You are now leaving the mainland.

With the ferry/taxi the tour to Lyngør takes you about ten minutes.


You are mostly welcome to one of Europe’s most beautiful and well kept villages. This is the place for sailors on holiday. In the autumn of 2002 this part of Norway was elected one of the world’s best places for holiday and praised extravagantly in the foreign media (Independent 2003). Around 90 souls live today on the Island Kingdom of Lyngør and everybody is very proud of their Sea Village. Here you can find small paths and tiny houses constructed in a maritime way dating back to the time of the sailing ships. There are of course no cars on the islands, so you will have to use the boat buying food in the small, but modern shop or when you visit your friends.
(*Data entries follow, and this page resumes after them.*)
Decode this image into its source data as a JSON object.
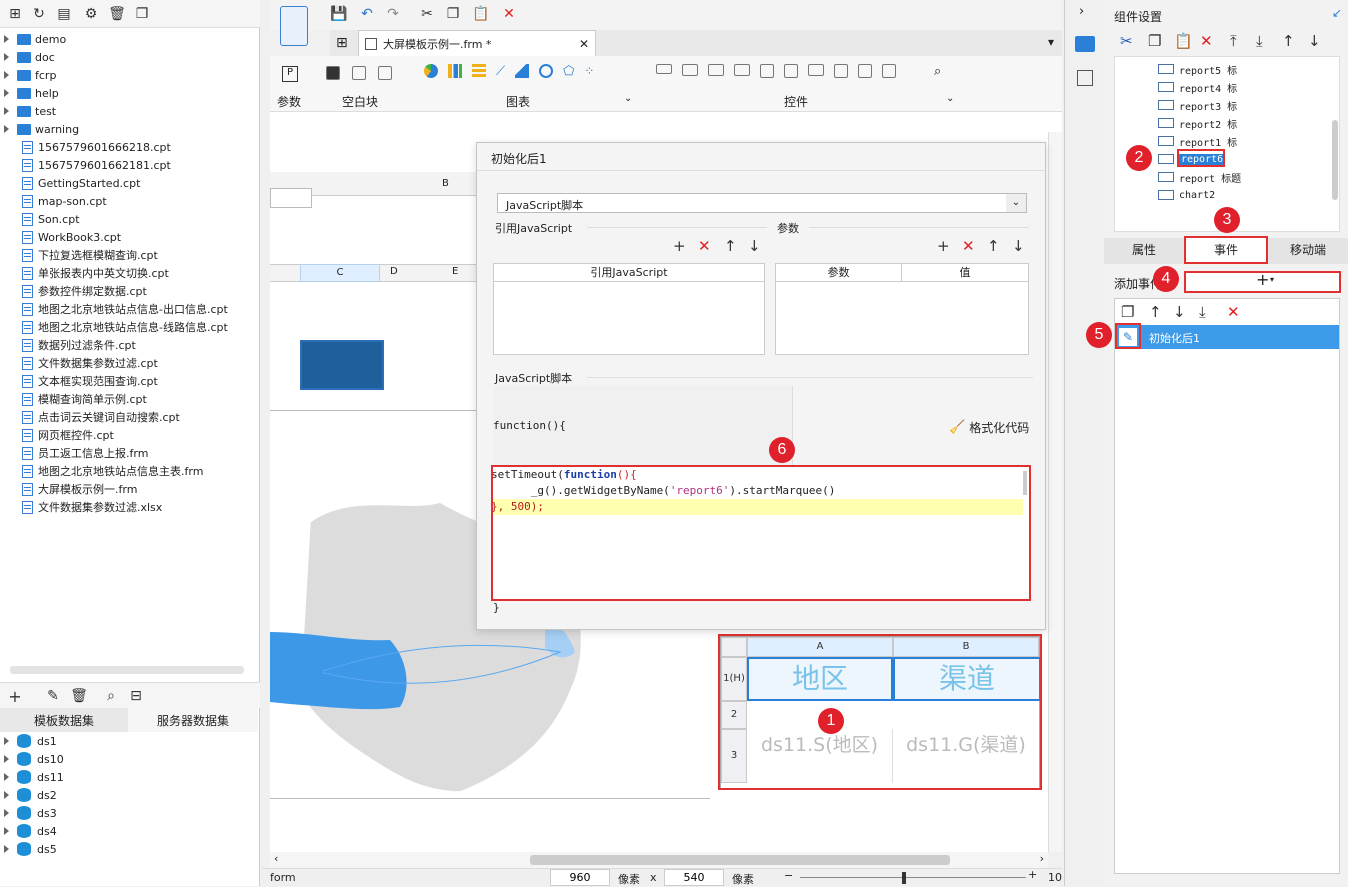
{
  "left_toolbar": {
    "icons": [
      "new-template-icon",
      "refresh-icon",
      "template-icon",
      "settings-icon",
      "delete-icon",
      "copy-icon"
    ]
  },
  "file_tree": {
    "folders": [
      "demo",
      "doc",
      "fcrp",
      "help",
      "test",
      "warning"
    ],
    "files": [
      "1567579601666218.cpt",
      "1567579601662181.cpt",
      "GettingStarted.cpt",
      "map-son.cpt",
      "Son.cpt",
      "WorkBook3.cpt",
      "下拉复选框模糊查询.cpt",
      "单张报表内中英文切换.cpt",
      "参数控件绑定数据.cpt",
      "地图之北京地铁站点信息-出口信息.cpt",
      "地图之北京地铁站点信息-线路信息.cpt",
      "数据列过滤条件.cpt",
      "文件数据集参数过滤.cpt",
      "文本框实现范围查询.cpt",
      "模糊查询简单示例.cpt",
      "点击词云关键词自动搜索.cpt",
      "网页框控件.cpt",
      "员工返工信息上报.frm",
      "地图之北京地铁站点信息主表.frm",
      "大屏模板示例一.frm",
      "文件数据集参数过滤.xlsx"
    ]
  },
  "dataset_panel": {
    "tabs": [
      "模板数据集",
      "服务器数据集"
    ],
    "items": [
      "ds1",
      "ds10",
      "ds11",
      "ds2",
      "ds3",
      "ds4",
      "ds5"
    ]
  },
  "editor_tab": {
    "title": "大屏模板示例一.frm *"
  },
  "ribbon": {
    "groups": [
      "参数",
      "空白块",
      "图表",
      "控件"
    ]
  },
  "dialog": {
    "title": "初始化后1",
    "script_type": "JavaScript脚本",
    "ref_js_label": "引用JavaScript",
    "params_label": "参数",
    "ref_js_col": "引用JavaScript",
    "param_col": "参数",
    "value_col": "值",
    "script_section": "JavaScript脚本",
    "func_head": "function(){",
    "format_label": "格式化代码",
    "code_line1_a": "setTimeout(",
    "code_line1_b": "function",
    "code_line1_c": "(){",
    "code_line2_a": "      _g().getWidgetByName(",
    "code_line2_b": "'report6'",
    "code_line2_c": ").startMarquee()",
    "code_line3": "}, 500);",
    "func_tail": "}"
  },
  "canvas": {
    "sheet_cols": [
      "B"
    ],
    "sheet_cols2": [
      "C",
      "D",
      "E"
    ],
    "report_cols": [
      "A",
      "B"
    ],
    "report_rows": [
      "1(H)",
      "2",
      "3"
    ],
    "report_h1": "地区",
    "report_h2": "渠道",
    "report_c1": "ds11.S(地区)",
    "report_c2": "ds11.G(渠道)"
  },
  "status_bar": {
    "form": "form",
    "width": "960",
    "unit1": "像素",
    "x": "x",
    "height": "540",
    "unit2": "像素",
    "zoom": "10"
  },
  "right_panel": {
    "title": "组件设置",
    "components": [
      "report5 标",
      "report4 标",
      "report3 标",
      "report2 标",
      "report1 标",
      "report6",
      "report 标题",
      "chart2"
    ],
    "tabs": [
      "属性",
      "事件",
      "移动端"
    ],
    "add_event_label": "添加事件",
    "event_item": "初始化后1"
  },
  "annotations": [
    "1",
    "2",
    "3",
    "4",
    "5",
    "6"
  ]
}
The average temperature summer time is around 25 degrees Centigrades, and in the sea just above 20 degrees. The sea is crystal clear and you can find cosy deserted creeks and smooth bare rock-face where you can relax and swim naked if you want. The free and protected area in the skerries is a favourite place for sailors to anchor to enjoy the enchanting nature of Lyngør. You can find many flowers that are wild growing, including rare trees that you only find on Lyngør. The famous wood called The Trollwood is looking like a rainforest with various creepers climbing the trunks.
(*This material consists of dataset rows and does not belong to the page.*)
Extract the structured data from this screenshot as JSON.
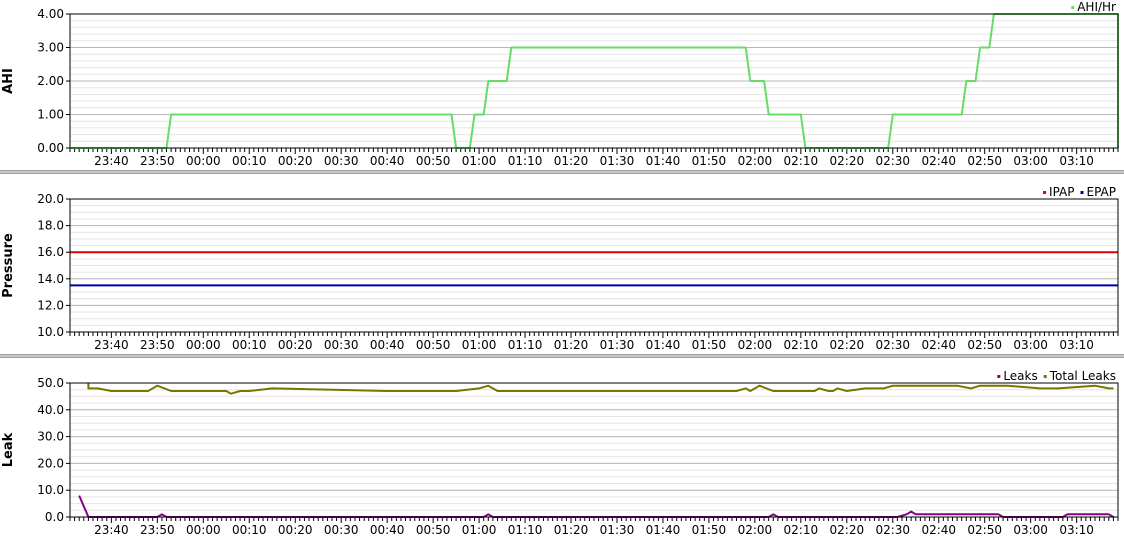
{
  "x_tick_labels": [
    "23:40",
    "23:50",
    "00:00",
    "00:10",
    "00:20",
    "00:30",
    "00:40",
    "00:50",
    "01:00",
    "01:10",
    "01:20",
    "01:30",
    "01:40",
    "01:50",
    "02:00",
    "02:10",
    "02:20",
    "02:30",
    "02:40",
    "02:50",
    "03:00",
    "03:10"
  ],
  "chart_data": [
    {
      "type": "line",
      "ylabel": "AHI",
      "ylim": [
        0,
        4
      ],
      "yticks": [
        "0.00",
        "1.00",
        "2.00",
        "3.00",
        "4.00"
      ],
      "x_range": [
        "23:31",
        "03:19"
      ],
      "grid": true,
      "legend_position": "top-right",
      "series": [
        {
          "name": "AHI/Hr",
          "color": "#66dd66",
          "x": [
            "23:31",
            "23:52",
            "23:53",
            "00:54",
            "00:55",
            "00:58",
            "00:59",
            "01:01",
            "01:02",
            "01:06",
            "01:07",
            "01:11",
            "01:12",
            "01:58",
            "01:59",
            "02:02",
            "02:03",
            "02:10",
            "02:11",
            "02:29",
            "02:30",
            "02:45",
            "02:46",
            "02:48",
            "02:49",
            "02:51",
            "02:52",
            "03:19",
            "03:19"
          ],
          "y": [
            0,
            0,
            1,
            1,
            0,
            0,
            1,
            1,
            2,
            2,
            3,
            3,
            3,
            3,
            2,
            2,
            1,
            1,
            0,
            0,
            1,
            1,
            2,
            2,
            3,
            3,
            4,
            4,
            0
          ]
        }
      ]
    },
    {
      "type": "line",
      "ylabel": "Pressure",
      "ylim": [
        10,
        20
      ],
      "yticks": [
        "10.0",
        "12.0",
        "14.0",
        "16.0",
        "18.0",
        "20.0"
      ],
      "x_range": [
        "23:31",
        "03:19"
      ],
      "grid": true,
      "legend_position": "top-right",
      "series": [
        {
          "name": "IPAP",
          "color": "#dd0000",
          "x": [
            "23:31",
            "03:19"
          ],
          "y": [
            16,
            16
          ]
        },
        {
          "name": "EPAP",
          "color": "#0000aa",
          "x": [
            "23:31",
            "03:19"
          ],
          "y": [
            13.5,
            13.5
          ]
        }
      ]
    },
    {
      "type": "line",
      "ylabel": "Leak",
      "ylim": [
        0,
        50
      ],
      "yticks": [
        "0.0",
        "10.0",
        "20.0",
        "30.0",
        "40.0",
        "50.0"
      ],
      "x_range": [
        "23:31",
        "03:19"
      ],
      "grid": true,
      "legend_position": "top-right",
      "series": [
        {
          "name": "Leaks",
          "color": "#880088",
          "x": [
            "23:33",
            "23:35",
            "23:36",
            "23:50",
            "23:51",
            "23:52",
            "01:01",
            "01:02",
            "01:03",
            "02:03",
            "02:04",
            "02:05",
            "02:31",
            "02:33",
            "02:34",
            "02:35",
            "02:36",
            "02:53",
            "02:54",
            "03:07",
            "03:08",
            "03:15",
            "03:17",
            "03:18"
          ],
          "y": [
            8,
            0,
            0,
            0,
            1,
            0,
            0,
            1,
            0,
            0,
            1,
            0,
            0,
            1,
            2,
            1,
            1,
            1,
            0,
            0,
            1,
            1,
            1,
            0
          ]
        },
        {
          "name": "Total Leaks",
          "color": "#777700",
          "x": [
            "23:35",
            "23:35",
            "23:37",
            "23:40",
            "23:48",
            "23:50",
            "23:53",
            "00:05",
            "00:06",
            "00:08",
            "00:10",
            "00:15",
            "00:40",
            "00:55",
            "01:00",
            "01:02",
            "01:04",
            "01:30",
            "01:45",
            "01:56",
            "01:58",
            "01:59",
            "02:00",
            "02:01",
            "02:04",
            "02:10",
            "02:13",
            "02:14",
            "02:16",
            "02:17",
            "02:18",
            "02:20",
            "02:24",
            "02:28",
            "02:30",
            "02:32",
            "02:34",
            "02:44",
            "02:47",
            "02:49",
            "02:52",
            "02:55",
            "03:02",
            "03:06",
            "03:14",
            "03:17",
            "03:18"
          ],
          "y": [
            50,
            48,
            48,
            47,
            47,
            49,
            47,
            47,
            46,
            47,
            47,
            48,
            47,
            47,
            48,
            49,
            47,
            47,
            47,
            47,
            48,
            47,
            48,
            49,
            47,
            47,
            47,
            48,
            47,
            47,
            48,
            47,
            48,
            48,
            49,
            49,
            49,
            49,
            48,
            49,
            49,
            49,
            48,
            48,
            49,
            48,
            48
          ]
        }
      ]
    }
  ]
}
This is Europe’s Best Kept Village.

Even if you find Lyngør far out in the ocean facing Skagerrak, the islands are characterized by the swarming life of the tourist during the summer season. If you arrive late for the season, you may find that everything is fully booked. You have to book early if you want to rent a cottage or stay in the boarding house visiting the Island Kingdom of Lyngør. You may of course also rent a private house but then you may need to know somebody private. On the mainland you can find a camping, but not on the island. On the Island Kingdom of Lyngør the houses are so densely placed that you will have problems finding space enough for a tent. Out in the skerries there are plenty of room, but to put up a tent with only bare rock-face for the tent pegs, you should forget to even try to use a tent. The best is of course to use your own boat with enough room for sleeping on board. You may even sail across the Skagerrak to Skagen in Denmark or Koster in Sweden (approximately 65 sea miles) on days with perfect conditions for sailing.

The picture above is showing Seilmakerfruens Kro (The Sailmaker’s wife’s Pub)

The picture below: The Main Street facing north (the sound is called a street on Lyngør!) This is because the boat is the main transporter for everybody and everything. On the islands you will find only small paths and tiny roads. The roads are made of concrete and you may walk barefoot, this is a very clean and dustfree place on the earth.


The picutre below: Parts of the area around the Guardhouse. The Guardhouse moor is an old place used by the sea pilot master and today the old optical telegraph is rebuild and constructed as a memory of old days.

Lyngør in widescreen


The Blue Lanterne


This place is known all over Norway and abroad for its famous Fish Soup, Terje Vigen Museum and organized tours across the island using a guide speaking many languages.


The Blue Lanterne is a restaurant and museum assembling the time of the sailing ships. You may eat on the pier close to the sea accompanied by a cold beer and live music. The Blue Lanterne has its own private landing stage.


 The Sailmaker’s Wife’s Pub

 The Sailmaker’s Wife’s Pub (Seilmakerfruens Kro) is a very old authetic loft where they used to and still make sails. A very cosy wooden restaurant with acceptable prices. You may order everything from fish soup to homemade pizza. Upstairs you may find a pub which is open until the dawn strikes in the east.

The Sailmaker’s Wife’s Pub has of course its own landing stage and can offer places for guests using boat. You may also use the fascilities to shower and wash your clothes.